One may immediately recognize the affinity between the Sinophone and ideas of Francophone or Anglophone studies, all of which, theoretically indebted to postcolonialism, propose a reconceptualization of center and periphery, empire and colony, imperialism and the colonial language. Yet the Sinophone is not a simple derivative from the Francophone or the Anglophone, but represents a more intriguing dynamic between geographical entities and linguistic practices that may complicate and complement the existing postcolonial articulations. Drawing from recent historiography on Qing China (1641-1911), Shu-mei Shih identifies Qing China as an empire—not the mere victim of Western imperialism—that manifests distinctive forms of colonialism: continental, internal and settler colonialisms. However, it remains much disputed whether the modern empire-colony relationship would be an effective explanatory model for the complex historical interactions between China and Sinophone locales since the pre-modern age and whether Chinese would qualify as a colonial language, as the decision to preserve Sinitic languages as well as the Chinese literary traditions in overseas communities is often made by choice rather than by force.
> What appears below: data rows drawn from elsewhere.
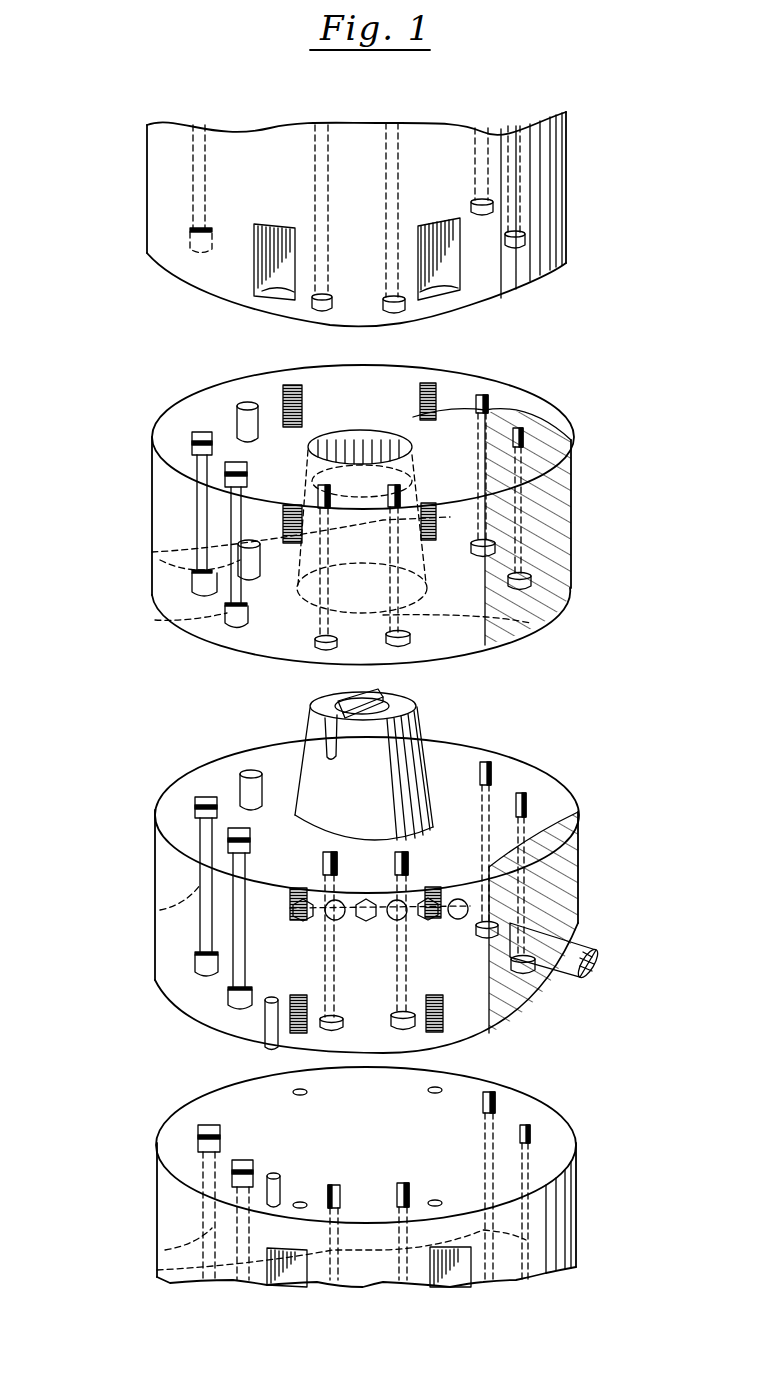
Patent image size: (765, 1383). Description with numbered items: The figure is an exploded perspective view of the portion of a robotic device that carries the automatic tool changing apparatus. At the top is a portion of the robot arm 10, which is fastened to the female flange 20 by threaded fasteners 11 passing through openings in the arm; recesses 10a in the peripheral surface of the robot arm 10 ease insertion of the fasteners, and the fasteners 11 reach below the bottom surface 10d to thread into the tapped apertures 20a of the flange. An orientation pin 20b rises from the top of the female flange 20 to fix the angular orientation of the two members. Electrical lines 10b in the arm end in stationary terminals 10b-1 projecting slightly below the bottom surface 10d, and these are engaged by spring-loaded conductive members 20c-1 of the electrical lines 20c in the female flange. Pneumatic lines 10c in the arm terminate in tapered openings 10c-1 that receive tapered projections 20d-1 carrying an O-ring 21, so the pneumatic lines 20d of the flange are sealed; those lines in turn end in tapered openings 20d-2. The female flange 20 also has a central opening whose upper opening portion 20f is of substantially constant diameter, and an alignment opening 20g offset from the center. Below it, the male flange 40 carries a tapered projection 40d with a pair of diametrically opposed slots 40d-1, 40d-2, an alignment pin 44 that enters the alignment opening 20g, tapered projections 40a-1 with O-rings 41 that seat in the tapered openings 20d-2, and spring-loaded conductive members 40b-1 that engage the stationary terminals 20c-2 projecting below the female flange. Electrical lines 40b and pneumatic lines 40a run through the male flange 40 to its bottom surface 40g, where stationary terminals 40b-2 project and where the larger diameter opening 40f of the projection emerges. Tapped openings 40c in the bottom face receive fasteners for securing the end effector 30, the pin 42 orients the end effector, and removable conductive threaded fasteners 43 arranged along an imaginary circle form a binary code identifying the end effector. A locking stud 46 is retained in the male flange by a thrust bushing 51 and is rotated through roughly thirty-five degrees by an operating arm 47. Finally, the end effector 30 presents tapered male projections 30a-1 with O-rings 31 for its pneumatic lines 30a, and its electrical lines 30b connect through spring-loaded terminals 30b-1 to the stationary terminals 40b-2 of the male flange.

The robot arm 10 is at (128, 187).
The recesses 10a is at (272, 225).
The electrical lines 10b is at (483, 163).
The stationary terminals 10b-1 is at (493, 205).
The pneumatic lines 10c is at (200, 165).
The tapered opening 10c-1 is at (195, 243).
The bottom surface 10d is at (552, 272).
The threaded fasteners 11 is at (268, 292).
The female flange 20 is at (130, 522).
The tapped apertures 20a is at (293, 385).
The orientation pin 20b is at (240, 402).
The electrical lines 20c is at (486, 463).
The spring-loaded conductive members 20c-1 is at (488, 398).
The stationary terminals 20c-2 is at (495, 545).
The pneumatic lines 20d is at (205, 525).
The tapered projection 20d-1 is at (195, 432).
The tapered openings 20d-2 is at (226, 618).
The upper opening portion 20f is at (352, 437).
The alignment opening 20g is at (256, 585).
The O-ring 21 is at (225, 477).
The end effector 30 is at (130, 1150).
The pneumatic lines 30a is at (213, 1230).
The tapered male projections 30a-1 is at (200, 1130).
The electrical lines 30b is at (493, 1183).
The spring-loaded terminals 30b-1 is at (340, 1185).
The O-rings 31 is at (232, 1175).
The male flange 40 is at (130, 840).
The pneumatic lines 40a is at (240, 903).
The tapered projections 40a-1 is at (197, 797).
The electrical lines 40b is at (490, 862).
The spring-loaded conductive members 40b-1 is at (487, 762).
The stationary terminals 40b-2 is at (498, 928).
The tapped openings 40c is at (296, 888).
The tapered projection 40d is at (415, 718).
The slot 40d-1 is at (326, 752).
The slot 40d-2 is at (388, 697).
The larger diameter opening 40f is at (205, 778).
The bottom surface 40g is at (577, 850).
The O-rings 41 is at (230, 843).
The pin 42 is at (266, 1045).
The threaded fasteners 43 is at (305, 920).
The alignment pin 44 is at (240, 775).
The locking stud 46 is at (345, 700).
The operating arm 47 is at (593, 950).
The thrust bushing 51 is at (240, 1118).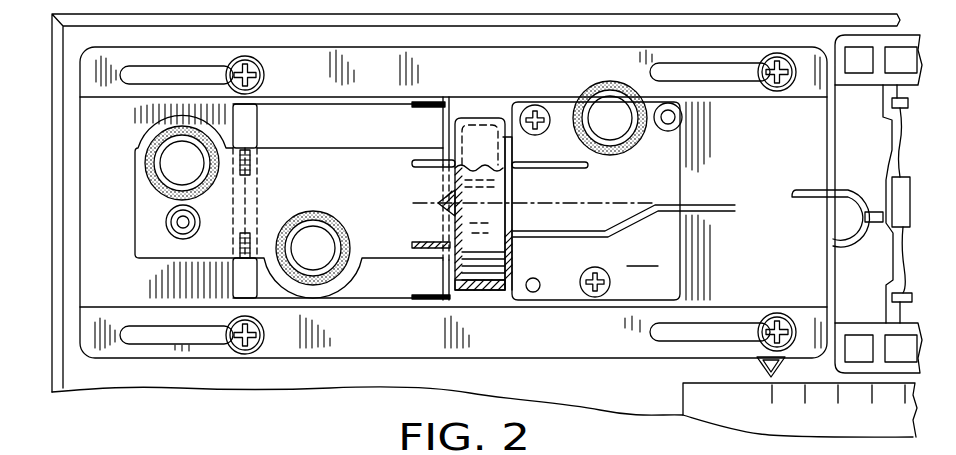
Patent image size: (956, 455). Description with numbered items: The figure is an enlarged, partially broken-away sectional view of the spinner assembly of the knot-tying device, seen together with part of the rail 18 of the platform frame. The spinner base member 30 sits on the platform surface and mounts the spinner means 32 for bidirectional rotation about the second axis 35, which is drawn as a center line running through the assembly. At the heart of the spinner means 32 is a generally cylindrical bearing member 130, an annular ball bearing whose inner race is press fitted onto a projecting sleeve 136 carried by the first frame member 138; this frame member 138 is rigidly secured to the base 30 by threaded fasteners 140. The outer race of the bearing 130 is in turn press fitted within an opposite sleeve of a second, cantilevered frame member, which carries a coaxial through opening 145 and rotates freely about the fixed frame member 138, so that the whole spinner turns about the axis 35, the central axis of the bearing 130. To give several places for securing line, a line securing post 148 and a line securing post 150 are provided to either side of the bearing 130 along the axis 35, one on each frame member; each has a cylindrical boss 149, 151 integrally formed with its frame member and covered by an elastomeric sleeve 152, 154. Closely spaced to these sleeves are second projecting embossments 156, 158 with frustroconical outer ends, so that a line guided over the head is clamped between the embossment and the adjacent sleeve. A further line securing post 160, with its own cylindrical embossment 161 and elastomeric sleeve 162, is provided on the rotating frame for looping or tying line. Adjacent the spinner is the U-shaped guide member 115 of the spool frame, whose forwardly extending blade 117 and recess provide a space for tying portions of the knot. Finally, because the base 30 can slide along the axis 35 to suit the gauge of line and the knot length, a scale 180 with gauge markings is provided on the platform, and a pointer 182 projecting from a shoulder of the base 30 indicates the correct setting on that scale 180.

The guide rail 18 is at (56, 12).
The spinner base member 30 is at (68, 59).
The spinner means 32 is at (450, 82).
The second axis 35 is at (672, 203).
The U-shaped guide member 115 is at (866, 212).
The blade 117 is at (800, 190).
The bearing member 130 is at (488, 100).
The projecting sleeve 136 is at (508, 205).
The first frame member 138 is at (481, 292).
The threaded fasteners 140 is at (606, 297).
The through opening 145 is at (440, 198).
The line securing post 148 is at (147, 146).
The cylindrical boss 149 is at (197, 175).
The line securing post 150 is at (615, 64).
The cylindrical boss 151 is at (624, 130).
The elastomeric sleeve 152 is at (146, 170).
The elastomeric sleeve 154 is at (596, 72).
The second projecting embossment 156 is at (166, 222).
The second projecting embossment 158 is at (683, 117).
The line securing post 160 is at (332, 200).
The cylindrical embossment 161 is at (328, 260).
The elastomeric sleeve 162 is at (351, 238).
The scale 180 is at (735, 408).
The pointer 182 is at (757, 365).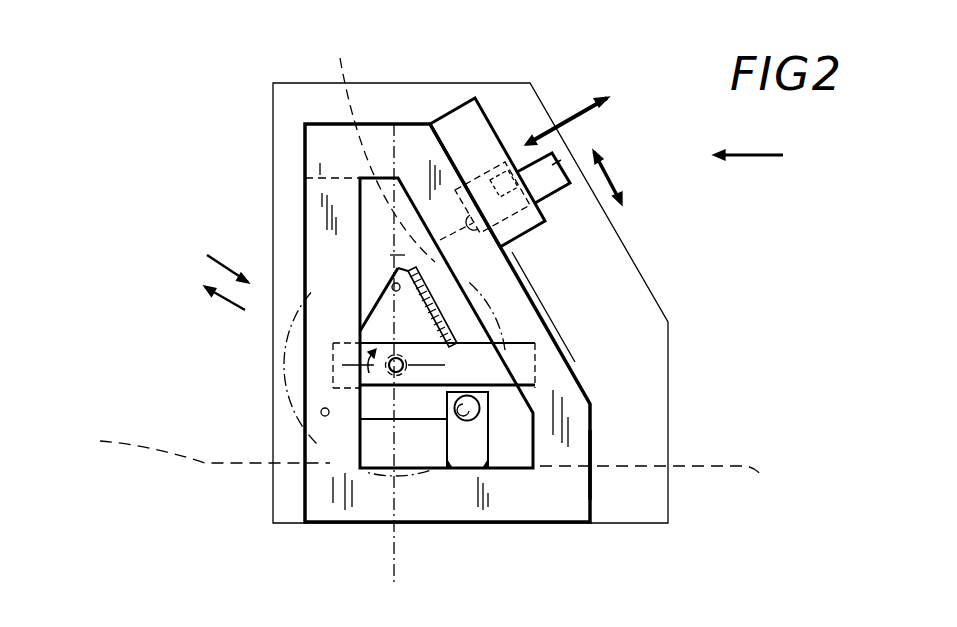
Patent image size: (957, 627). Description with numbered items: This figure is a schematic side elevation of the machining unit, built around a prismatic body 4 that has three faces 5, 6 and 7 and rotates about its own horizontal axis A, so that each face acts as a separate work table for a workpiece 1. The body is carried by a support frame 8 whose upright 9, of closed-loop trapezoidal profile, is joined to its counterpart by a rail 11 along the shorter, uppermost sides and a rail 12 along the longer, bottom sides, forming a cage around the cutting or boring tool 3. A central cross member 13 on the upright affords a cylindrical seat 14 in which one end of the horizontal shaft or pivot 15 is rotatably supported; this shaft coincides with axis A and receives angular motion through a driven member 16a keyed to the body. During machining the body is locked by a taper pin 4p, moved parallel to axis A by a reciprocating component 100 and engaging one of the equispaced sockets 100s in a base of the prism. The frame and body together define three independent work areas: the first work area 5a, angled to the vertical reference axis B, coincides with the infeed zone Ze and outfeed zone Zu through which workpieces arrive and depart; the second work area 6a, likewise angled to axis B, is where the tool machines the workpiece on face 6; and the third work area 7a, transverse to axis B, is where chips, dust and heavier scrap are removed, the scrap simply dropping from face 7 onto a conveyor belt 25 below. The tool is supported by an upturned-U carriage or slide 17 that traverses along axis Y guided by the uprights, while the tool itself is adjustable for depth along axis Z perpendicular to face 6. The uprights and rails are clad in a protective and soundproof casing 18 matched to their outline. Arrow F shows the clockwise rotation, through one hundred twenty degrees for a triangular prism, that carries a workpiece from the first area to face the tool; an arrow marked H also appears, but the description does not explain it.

As the idea of the Sinophone rejects a monolithic representation of Chineseness, similarly the concept of the Sinophone defies a uniform definition. Distinctive articulations are constantly evolving under the same name of Sinophone, demonstrating contending ideologies and politics of culture and identity that endeavor to construct, deconstruct or reconstruct Chineseness at a time when China stages itself as a world power.

For Shu-mei Shih, the creator of the Sinophone, the imperative for the coinage of the term is to confront the hegemony and homogeneity of Chineseness and the marginalization of cultural productions outside China. In spite of the constant call to return to the ancestral land or claims of China-centrism, Shih takes a resistant position in search of local identities, urging the Sinophone population to live “as a political subject within a particular geopolitical place in a specific time with deep local commitments.” Shih strategically excludes Chinese literature produced in China from the world map of the Sinophone, demonstrating that the center is continuously threatened to become the new margin.
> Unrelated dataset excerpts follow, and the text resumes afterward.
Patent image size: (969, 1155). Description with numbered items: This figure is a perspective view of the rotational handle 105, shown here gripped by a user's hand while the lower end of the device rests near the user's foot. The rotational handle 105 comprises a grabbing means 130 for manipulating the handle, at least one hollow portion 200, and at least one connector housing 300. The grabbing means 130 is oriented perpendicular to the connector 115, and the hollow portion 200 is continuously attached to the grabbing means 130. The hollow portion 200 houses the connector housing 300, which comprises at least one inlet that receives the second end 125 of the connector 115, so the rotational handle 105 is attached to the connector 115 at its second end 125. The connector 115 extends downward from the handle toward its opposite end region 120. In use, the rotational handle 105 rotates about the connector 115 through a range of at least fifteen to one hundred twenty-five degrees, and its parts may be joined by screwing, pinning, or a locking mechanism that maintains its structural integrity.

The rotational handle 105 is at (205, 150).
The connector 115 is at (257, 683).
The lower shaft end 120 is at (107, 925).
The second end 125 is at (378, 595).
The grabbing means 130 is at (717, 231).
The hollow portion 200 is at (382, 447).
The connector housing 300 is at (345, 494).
A more inclusive definition of the Sinophone as “Sinitic-language speaking” would include literary productions from China and thus piece together a global picture of the Sinophone. Despite the differences, both the inclusive and the exclusive perspectives subvert “the hegemonic focus of a ‘national’ Chinese literature” but aspire to a reconfiguration of it. For David Wang and Jing Tsu, the Sinophone is less a choice of localization as opposed to Sinicization than the removal of disciplinary and geographical boundaries, on the premise of which Sinophone studies would be able to engage in inter-disciplinary and transnational dialogues:

Looking at Sinophone writing as an interaction between the production of literatures and moving agents, one might subject the narrative of customary disciplinary divides and national literary histories to similar shifts. More important than the coinage of new terms is the creation of new dialogues among the fields of area studies, Asian American studies, and ethnic studies.

Works Cited:

Shih, Shu-mei. “Against Diaspora.” Sinophone Studies: A Critical Reader. Ed. Shu-mei Shih, Chien-hsin Tsai, and Brian Bernards. New York: Columbia University Press, 2013. Print.

---. “Global Literature and the Technologies of Recognition.” PMLA 119.1 (2004): 16–30.

---. “The Concept of the Sinophone.” PMLA 126.3 (2011): 709–718.

 Tsu, Jing, and David Der-wei Wang, eds. Global Chinese Literature: Critical Essays. Leiden, The Netherlands ; Boston: Brill, 2010. Print.